La compagnie Ariart de Kani Kéli avait offert un beau moment de théâtre aux spectateurs samedi dernier en programmant « Ô bord de la nuit » de la compagnie réunionnaise et malgache Kerbeton. Le sujet difficile était presque en télescopage avec notre actualité judiciaire : une femme refuse la perte de son enfant. On entre alors dans tout ce que les méandres du cerveau peuvent induire.
« On ne meurt pas, on devient », prévient l’auteur Vincent Fontano, qui a réussi là une mise en scène hors du commun.
« Qu’est ce qu’on peut bien faire après ça ? », aurait traduit Goldman. Une femme est effondrée dans l’obscurité, un cadavre auprès d’elle. C’est celui de son enfant. Elle vient de le perdre à l’accouchement. On le comprend à travers ses cris et sa douleur. Elle bascule peu à peu dans la nuit, pas loin de la folie, elle n’accepte pas : « tu n’es pas mort, sinon je suis quoi moi ? Je deviens quoi ? Tu n’es pas mort car une bonne mère ne laisse pas mourir son enfant. » C’est à la fois la négation de sa maternité passée et actuelle. Dans sa tête.
Car nous sommes dans sa tête, entre folie et raison, dont peu à peu celle de la voix de son fils, incarnée par un pantin, admirablement rendu à la vie par la marionnettiste, et jouée par une autre comédienne : « ton chagrin nourrit ta rage, et ta rage t’enlève le peu de force qu’il te reste pour vivre. »
« Tu as été mère bien avant ma naissance »

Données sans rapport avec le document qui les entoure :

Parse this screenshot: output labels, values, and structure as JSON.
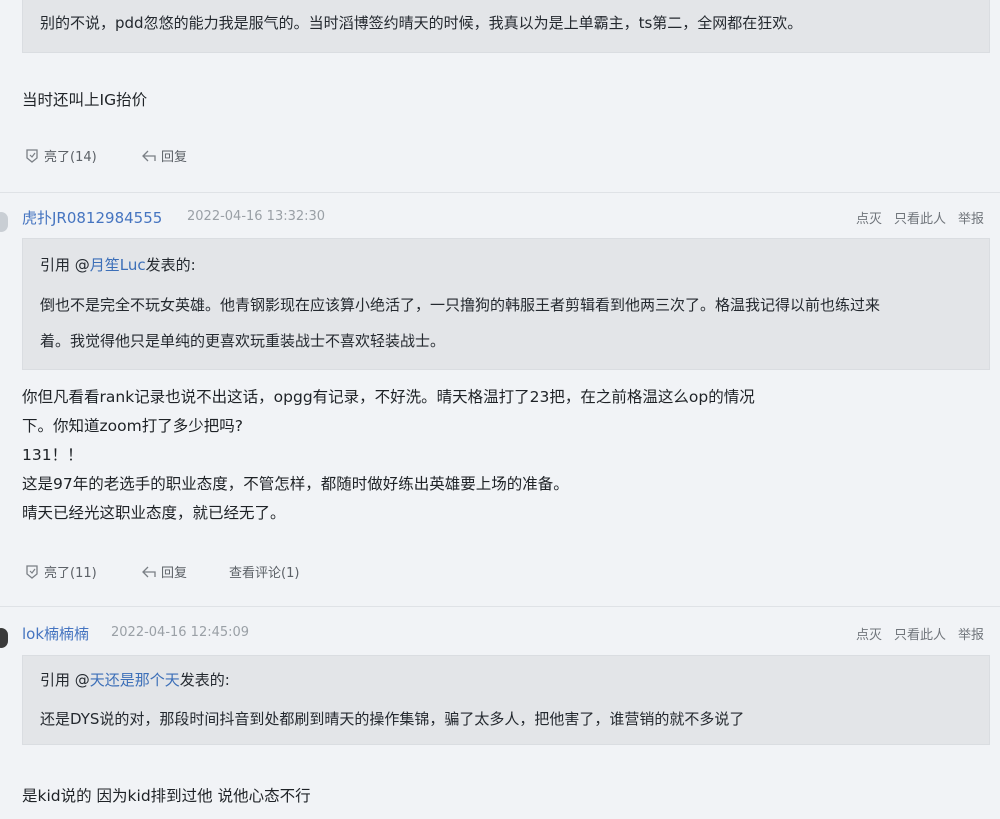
{
  "post0": {
    "quote_line": "别的不说，pdd忽悠的能力我是服气的。当时滔博签约晴天的时候，我真以为是上单霸主，ts第二，全网都在狂欢。",
    "reply": "当时还叫上IG抬价",
    "like_label": "亮了(14)",
    "reply_label": "回复"
  },
  "post1": {
    "username": "虎扑JR0812984555",
    "timestamp": "2022-04-16 13:32:30",
    "tools": [
      "点灭",
      "只看此人",
      "举报"
    ],
    "quote_prefix": "引用 @",
    "quote_user": "月笙Luc",
    "quote_suffix": "发表的:",
    "quote_lines": [
      "倒也不是完全不玩女英雄。他青钢影现在应该算小绝活了，一只撸狗的韩服王者剪辑看到他两三次了。格温我记得以前也练过来",
      "着。我觉得他只是单纯的更喜欢玩重装战士不喜欢轻装战士。"
    ],
    "body_lines": [
      "你但凡看看rank记录也说不出这话，opgg有记录，不好洗。晴天格温打了23把，在之前格温这么op的情况",
      "下。你知道zoom打了多少把吗?",
      "131！！",
      "这是97年的老选手的职业态度，不管怎样，都随时做好练出英雄要上场的准备。",
      "晴天已经光这职业态度，就已经无了。"
    ],
    "like_label": "亮了(11)",
    "reply_label": "回复",
    "view_comments_label": "查看评论(1)"
  },
  "post2": {
    "username": "lok楠楠楠",
    "timestamp": "2022-04-16 12:45:09",
    "tools": [
      "点灭",
      "只看此人",
      "举报"
    ],
    "quote_prefix": "引用 @",
    "quote_user": "天还是那个天",
    "quote_suffix": "发表的:",
    "quote_lines": [
      "还是DYS说的对，那段时间抖音到处都刷到晴天的操作集锦，骗了太多人，把他害了，谁营销的就不多说了"
    ],
    "body_lines": [
      "是kid说的 因为kid排到过他 说他心态不行"
    ]
  }
}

C’est donc un trio, en total désaccord au début de la pièce, qui finit par ne former qu’une personne à la fin, lors de l’acceptation de la mort, qui passe par une affirmation qui se fait peu à peu jour en elle, par le biais de son enfant, « tu as été mère bien avant que je naisse, et tu le seras bien après », et la conclusion comme un garde fou contre l’oubli, « tu diras mon nom ? Même quand d’autres enfants seront là, prendront ton amour, tu diras mon nom ? »
C’est la mise en scène qui prend le pas même sur le texte, avec cette image forte de cette marionnette que les deux comédiennes, Tolotriniaina Solomanana et Prisca Miarininina, parviennent à rendre étonnamment vivante, preuve à l’image de la,place que peut prendre un défunt. Vincent Fontano s’explique sur le thème : « cela fait longtemps que je travaille sur la peur, et la peur la plus forte c’est celle de la mort. » Mais il y a autre chose, deux autres raisons, « l’une est artistique, je voulais traduire la forte mortalité infantile que connaît Madagascar, l’autre intime, je viens d’être papa et j’ai failli perdre ma fille. » Ce qu’il met dans la bouche de la mère, il aurait souhaité qu’on le lui dise, du fond de sa détresse, « tu as été père avant, et tu le seras après »…
L’enfermement
C’est donc une écriture sur le chagrin, magnifié par cette expression d’un trio tout à fait vivant. Les publics des trois îles ne l’ont d’ailleurs pas vécu de la même manière : « le public réunionnais est plus distant, et considère ma vision comme relevant du ‘fantastique’, alors qu’à Madagascar, il est vu comme réaliste au contraire. » Et à Mayotte alors ?
Plusieurs collégiens et lycéens étaient présents samedi soir, et l’adhésion et la compréhension sont impressionnantes : « on voit que c’est une histoire vraie cette souffrance d’une mère qui perd son enfant. Je connais une maman dans ce cas, elle s’est complètement enfermée sur elle-même », témoigne l’une d’entre elles. Alors qu’un autre témoignage arrive, violent : « j’ai 18 ans, mais j’ai déjà accouché deux fois, et j’ai perdu deux fois mon enfant. Ça raconte très bien ce qu’on vit », raconte une jeune fille qui ne peut contenir son émotion.
« C’est pour cela que je l’ai écrit, j’espère faire du bien », lui répondra Vincent Fontano. Au bénéfice des habitants de Rodrigues où se jouera la prochaine représentation.